The Best Advice I’ve Received as a Writer
The best advice I’ve been given as a writer always comes from my agent. She reads my first drafts in their truly terrible initial form. Every time she identifies a key weakness in my writing, whether that’s making sure each scene serves a purpose, varying my sentence structure more imaginatively, or avoiding describing all of the physical movements my characters make. These pieces of advice become keystones as I edit and draft new stories.
The advice that’s stuck with me the most is to ensure that readers feel empathy for my characters. If they aren’t invested in the protagonist, then even the most exciting action scenes with dangerous high-risk stakes are going to feel meaningless.
Characters need to be three-dimensional, engaging and human. By the end of the first chapter, we should understand what kind of person they are, what they want, and what they need.
Draw from real life. Not by stealing someone’s personality wholesale, but by taking pieces here and there – your mother’s worst fear, your best friend’s guilty secret, or your co-worker’s annoying habit.
You are searching for the emotional truth behind these quirks – what does this reveal about this person? The fact that your mother is afraid of scam calls isn’t because she’s scared of the ringing landline. It could be because she has been tricked and taken in by fraud in the past, and is terrified of letting that happen again. She is aware of her own gullibility.
By seeding in this one small detail, you lay the groundwork for a whole novel’s worth of character development. You are showing that the character has a complex inner life beyond what is necessary for the action. This builds out from the core storyline to create a world that feels fully inhabited by real people, not just paper cut-outs being moving around where the author guides them.
Remember, the details of specific incidents are less important than finding out what that means for the character. We don’t need to know the specifics of the scam that the side character fell for, but knowing that they did fall for it tells us a lot about them as a person.

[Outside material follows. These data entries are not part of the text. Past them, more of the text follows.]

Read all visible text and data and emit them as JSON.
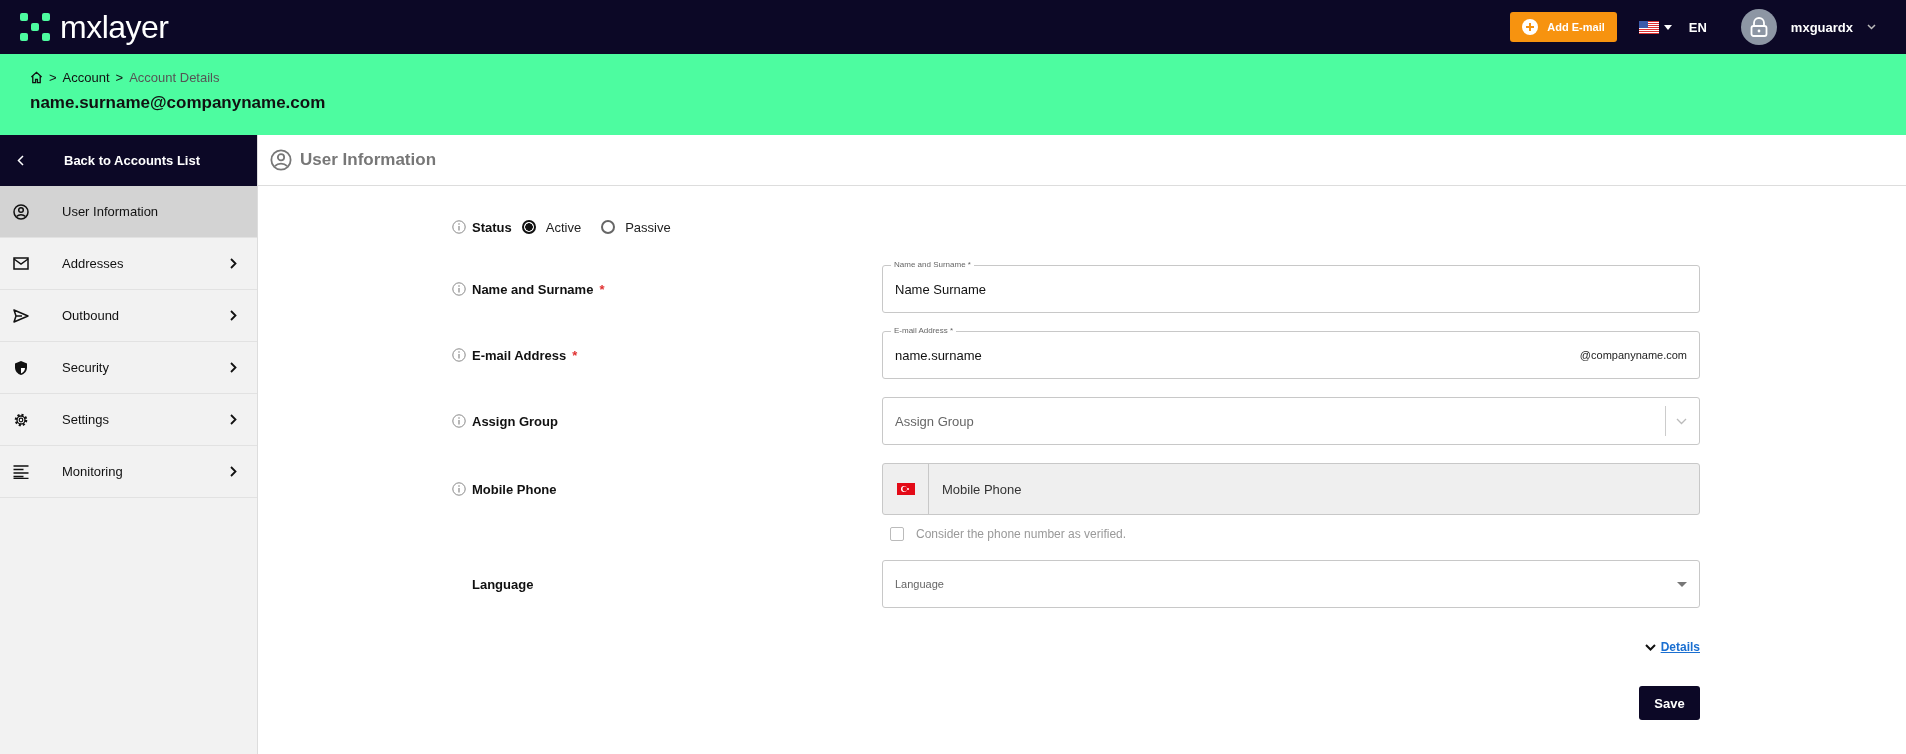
{
  "topbar": {
    "logo": "mxlayer",
    "add_button": "Add E-mail",
    "language": "EN",
    "user": "mxguardx"
  },
  "breadcrumb": [
    {
      "separator": ">",
      "label": "Account",
      "current": false
    },
    {
      "separator": ">",
      "label": "Account Details",
      "current": true
    }
  ],
  "page_title": "name.surname@companyname.com",
  "sidebar": {
    "back": "Back to Accounts List",
    "items": [
      {
        "label": "User Information",
        "selected": true,
        "has_submenu": false
      },
      {
        "label": "Addresses",
        "selected": false,
        "has_submenu": true
      },
      {
        "label": "Outbound",
        "selected": false,
        "has_submenu": true
      },
      {
        "label": "Security",
        "selected": false,
        "has_submenu": true
      },
      {
        "label": "Settings",
        "selected": false,
        "has_submenu": true
      },
      {
        "label": "Monitoring",
        "selected": false,
        "has_submenu": true
      }
    ]
  },
  "section_title": "User Information",
  "form": {
    "rows": [
      {
        "kind": "radio",
        "label": "Status",
        "info": true,
        "options": [
          {
            "label": "Active",
            "selected": true
          },
          {
            "label": "Passive",
            "selected": false
          }
        ]
      },
      {
        "kind": "text",
        "label": "Name and Surname",
        "info": true,
        "required_mark": "*",
        "floating_label": "Name and Surname *",
        "value": "Name Surname"
      },
      {
        "kind": "email",
        "label": "E-mail Address",
        "info": true,
        "required_mark": "*",
        "floating_label": "E-mail Address *",
        "value": "name.surname",
        "suffix": "@companyname.com"
      },
      {
        "kind": "group",
        "label": "Assign Group",
        "info": true,
        "placeholder": "Assign Group"
      },
      {
        "kind": "phone",
        "label": "Mobile Phone",
        "info": true,
        "placeholder": "Mobile Phone",
        "disabled": true,
        "verified_label": "Consider the phone number as verified.",
        "verified_checked": false
      },
      {
        "kind": "select",
        "label": "Language",
        "info": false,
        "placeholder": "Language"
      }
    ],
    "details_link": "Details",
    "save_button": "Save"
  }
}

The quickest way to alienate a reader is to have a character who makes poor decisions without explaining why they do those things. Even a reckless character needs to react in ways which feel plausible.
We want to see them work hard, and fail. If success comes too easily for them, then we won’t feel satisfaction. Events should have consequences, so that we feel emotionally invested. You could have a very complicated fantasy world, with an intricate magic system, but it won’t mean anything unless we understand the cost of using magic, emotionally or physically.
Think about what your characters fear, love and keep secret. Are they a hero or a villain? Who do they trust? What makes them laugh? What makes them wince? If they have a love interest, is their mutual attraction based in real, long-term factors of connection and compatibility?
Write a person, and the rest becomes easy. Once we’re invested in their personal journey, the plot can take us anywhere and we’ll happily tag along for the ride.